En principe non, sauf exception. La règle générale en droit suisse est que les deux bases de responsabilité ne peuvent pas être cumulées librement : la victime doit choisir l'une ou l'autre. Toutefois, lorsque l'inexécution du contrat constitue simultanément un délit civil (par exemple une tromperie qui est à la fois un dol contractuel et un acte délictuel), la victime peut exercer les deux actions en parallèle si elles ne mènent pas à une double indemnisation du même dommage. Le Tribunal fédéral admet le concours d'actions dans des cas limités.

Qui supporte le fardeau de la preuve en responsabilité contractuelle vs délictuelle ?

C'est là une différence fondamentale. En responsabilité contractuelle (art. 97 CO), la faute du débiteur est présumée : c'est lui qui doit prouver qu'il n'a commis aucune faute pour s'exonérer. En responsabilité délictuelle (art. 41 CO), c'est la victime qui doit prouver tous les éléments de la responsabilité : la faute du défendeur, le dommage et le lien de causalité adéquate. Cette différence rend souvent la responsabilité contractuelle plus facile à engager.

Qu'est-ce que la causalité adéquate et comment s'apprécie-t-elle ?

Le lien de causalité adéquate est une condition de toute action en responsabilité en droit suisse. Il suppose d'abord un lien de causalité naturelle (le dommage ne se serait pas produit sans l'acte fautif — théorie de l'équivalence des conditions) et ensuite un lien de causalité adéquate : selon le cours ordinaire des choses et l'expérience générale de la vie, l'acte en cause était propre à causer un tel dommage. Le Tribunal fédéral exclut l'adéquation causale si le dommage est dû à une chaîne de causes extraordinaire et imprévisible.

Dans quels cas la responsabilité du fait d'autrui est-elle engagée en Suisse ?

L'art. 55 CO prévoit la responsabilité de l'employeur pour les dommages causés par ses auxiliaires (employés, sous-traitants) dans l'exercice de leur travail, sauf s'il prouve avoir pris toutes les précautions commandées par les circonstances pour éviter le dommage (exculpation). L'art. 101 CO étend cette responsabilité aux auxiliaires utilisés dans l'exécution d'un contrat (responsabilité contractuelle du fait d'autrui). En matière délictuelle, l'art. 333 CC prévoit la responsabilité du chef de famille pour les personnes sous sa surveillance.

Peut-on convenir contractuellement d'exclure toute responsabilité en droit suisse ?

Partiellement.
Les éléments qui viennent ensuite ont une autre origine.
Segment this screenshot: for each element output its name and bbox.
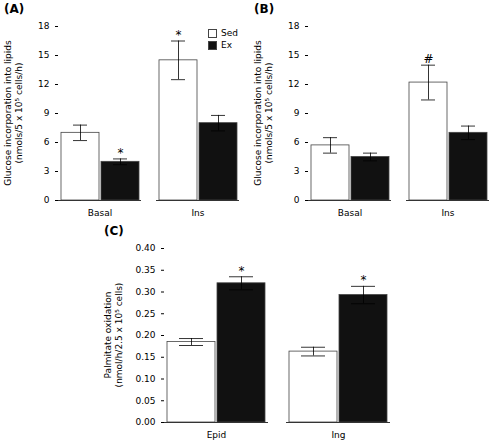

L'art. 100 CO interdit d'exclure par contrat la responsabilité pour dol ou faute grave. En revanche, il est licite d'exclure ou de limiter la responsabilité pour faute légère. Les clauses d'exclusion de responsabilité dans les conditions générales sont soumises au contrôle de l'art. 8 LCD dans les contrats avec les consommateurs (nullité si significativement désavantageuses). Pour les contrats B2B, une exclusion contractuelle de responsabilité pour faute légère est en principe valable sous réserve de la règle de l'insolite.